As things progressed, we realised that it was no easy task. It seemed like our respective governments weren’t really kicked about it because they’d rather engage in fear mongering its citizens with war and terrorism tropes. I am an individual, I am not wealthy, I do not have contacts and I certainly don’t have any idea how I can assure either governments that I am not a terrorist or a spy. To be honest, I gave up trying because the enormity of the situation overwhelmed me.

Hellishly in India, it is also a regime of bans — banning opinions, women, dead animals — banning humans that eat dead animals, killing them at times — banning books, book writers, poets, and banning everything that would go against the collective opinion of a total of one human being. This person may or may not own an expensive suit. Actually, sarcasm is banned too. Hot darn!

Anyway, it sucked that I will not be able to go this time, so I decided to send a part of me to Pakistan. Madeeha is putting together the first ever, Women’s Internation Film Festival in Pakistan and it starts on the week of International Women’s Day. So I made a film exclusively for this festival and I am really over the moon that the jury liked and selected it.

I can’t stress enough on the importance of such events, whether or not the filmmakers are able to personally attend them.

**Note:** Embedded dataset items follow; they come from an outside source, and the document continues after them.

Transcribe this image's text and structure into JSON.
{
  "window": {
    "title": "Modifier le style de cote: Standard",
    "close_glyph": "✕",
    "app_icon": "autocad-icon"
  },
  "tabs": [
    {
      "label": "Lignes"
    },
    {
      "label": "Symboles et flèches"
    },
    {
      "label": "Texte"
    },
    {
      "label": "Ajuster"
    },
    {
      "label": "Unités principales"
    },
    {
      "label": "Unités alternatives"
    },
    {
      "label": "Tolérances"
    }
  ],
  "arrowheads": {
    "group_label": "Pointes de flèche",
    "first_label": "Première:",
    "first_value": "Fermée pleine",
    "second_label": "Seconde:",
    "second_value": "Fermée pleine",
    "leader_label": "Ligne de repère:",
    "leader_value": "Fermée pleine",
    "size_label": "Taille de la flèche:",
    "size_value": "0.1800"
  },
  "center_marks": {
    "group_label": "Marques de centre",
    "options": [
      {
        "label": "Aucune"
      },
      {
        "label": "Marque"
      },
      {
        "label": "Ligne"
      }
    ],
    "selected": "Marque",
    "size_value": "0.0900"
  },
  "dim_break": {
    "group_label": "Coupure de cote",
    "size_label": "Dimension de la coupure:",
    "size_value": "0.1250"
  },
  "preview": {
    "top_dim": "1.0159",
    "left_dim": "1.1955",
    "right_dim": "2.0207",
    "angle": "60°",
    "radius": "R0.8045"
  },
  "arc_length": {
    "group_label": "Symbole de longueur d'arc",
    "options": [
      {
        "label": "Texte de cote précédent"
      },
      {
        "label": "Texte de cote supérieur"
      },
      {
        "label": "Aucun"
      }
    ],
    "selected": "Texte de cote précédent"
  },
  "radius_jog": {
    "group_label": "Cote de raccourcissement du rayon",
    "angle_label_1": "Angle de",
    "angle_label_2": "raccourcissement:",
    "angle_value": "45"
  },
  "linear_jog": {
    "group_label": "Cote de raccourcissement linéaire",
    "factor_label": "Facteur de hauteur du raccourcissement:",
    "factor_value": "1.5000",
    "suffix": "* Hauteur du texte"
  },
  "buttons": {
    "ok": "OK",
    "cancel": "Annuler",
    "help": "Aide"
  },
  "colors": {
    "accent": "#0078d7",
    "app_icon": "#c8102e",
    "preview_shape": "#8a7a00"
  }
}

We also need a flourishing ecosystem for women to come together and wipe the border away, albeit digitally. The community that I founded, and Madeeha’s are doing just that. I urge all female filmmakers/enthusiasts to come forward and create events, where films made by women can be screened. The scale of the event doesn’t matter, as much the intent behind it would. Filmmakers in the US and UK are doing some stellar work in community building and breaking the glass ceiling. I hope that this little anguish filled rant serves as a call to more women taking note of such communities and engage with them in some way or the other.

To WIFF 2017, may it grow exponentially, kicking patriarchy out of the door.